El jueves pasado tuvo a bien chocarme un taxi sobre Patriotismo. Después de esperar más de 2 hrs. a que se resolviera todo entre nuestros seguros, me dieron la famosa “orden de recepción” válida por 15 días hábiles para el taller que repara los daños a terceros de Banorte Generali. El taller es único en todo el DF y está ubicado en Av. de las Granjas, Colonia Barrio Jagüey (Dónde perdón???). Además, el ajustador no sabe el número de teléfono del taller, por lo que apunta como contacto el teléfono de las “Oficinas de Atención a Siniestros Autos“, donde puede uno marcar 3 hrs seguidas antes de que conteste un representante (ni siquiera responde una máquina!).
Después de muchos intentos conseguí el teléfono del Taller “60 Segundos”. El ajustador me había proporcionado un horario de 9 a 6, con lo cual ya me era un poco complicado ir entre semana por el trabajo, así que mi intención era preguntar si abrían los sábados (como la mayoría de los talleres mecánicos de toda índole y precios).
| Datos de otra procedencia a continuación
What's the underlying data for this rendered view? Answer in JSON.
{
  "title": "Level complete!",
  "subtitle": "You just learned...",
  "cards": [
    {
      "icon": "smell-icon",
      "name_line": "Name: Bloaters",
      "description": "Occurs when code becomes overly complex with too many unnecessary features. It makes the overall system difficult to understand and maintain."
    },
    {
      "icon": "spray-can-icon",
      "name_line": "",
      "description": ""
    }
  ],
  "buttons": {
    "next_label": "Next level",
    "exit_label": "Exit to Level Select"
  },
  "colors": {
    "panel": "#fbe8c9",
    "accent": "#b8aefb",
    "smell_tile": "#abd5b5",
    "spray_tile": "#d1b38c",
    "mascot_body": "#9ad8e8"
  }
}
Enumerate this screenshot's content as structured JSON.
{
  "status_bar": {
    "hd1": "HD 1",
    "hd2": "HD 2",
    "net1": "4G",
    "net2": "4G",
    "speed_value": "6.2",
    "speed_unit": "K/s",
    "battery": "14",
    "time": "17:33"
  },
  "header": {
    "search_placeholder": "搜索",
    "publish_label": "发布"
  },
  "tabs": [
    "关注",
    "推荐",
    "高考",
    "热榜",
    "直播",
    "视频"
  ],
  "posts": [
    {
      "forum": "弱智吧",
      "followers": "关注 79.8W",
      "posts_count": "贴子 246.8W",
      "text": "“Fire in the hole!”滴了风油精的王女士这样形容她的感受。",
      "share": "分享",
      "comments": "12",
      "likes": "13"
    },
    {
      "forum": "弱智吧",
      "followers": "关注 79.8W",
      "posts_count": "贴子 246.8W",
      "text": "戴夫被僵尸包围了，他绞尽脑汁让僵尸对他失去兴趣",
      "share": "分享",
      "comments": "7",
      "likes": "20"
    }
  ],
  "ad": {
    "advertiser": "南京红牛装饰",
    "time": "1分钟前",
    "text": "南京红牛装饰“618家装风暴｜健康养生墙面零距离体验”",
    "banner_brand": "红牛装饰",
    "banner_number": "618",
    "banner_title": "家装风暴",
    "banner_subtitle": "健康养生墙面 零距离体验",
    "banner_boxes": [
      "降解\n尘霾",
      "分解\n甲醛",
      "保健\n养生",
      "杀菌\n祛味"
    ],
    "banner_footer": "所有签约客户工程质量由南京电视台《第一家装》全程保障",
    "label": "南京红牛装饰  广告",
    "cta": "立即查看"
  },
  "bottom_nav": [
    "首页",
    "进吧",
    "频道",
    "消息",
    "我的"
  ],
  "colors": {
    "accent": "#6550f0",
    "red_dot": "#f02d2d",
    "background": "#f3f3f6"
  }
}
Cuál fue mi desagradable sorpresa cuando la señorita que respondió mi llamada me confirma los horarios de atención: lunes a viernes de 9:30 a 13:30 y de 15:30 a 16:30 hrs!!! Por cierto, que esa última hora podrían ahorrársela…
Es un hecho que NO se les va una para hacertela difícil! Y además cínicos con su pequeño poder: “Si quieres que te reparen el golpe, ya sabes… Si te cuesta tanto llegar, pues quédate así!”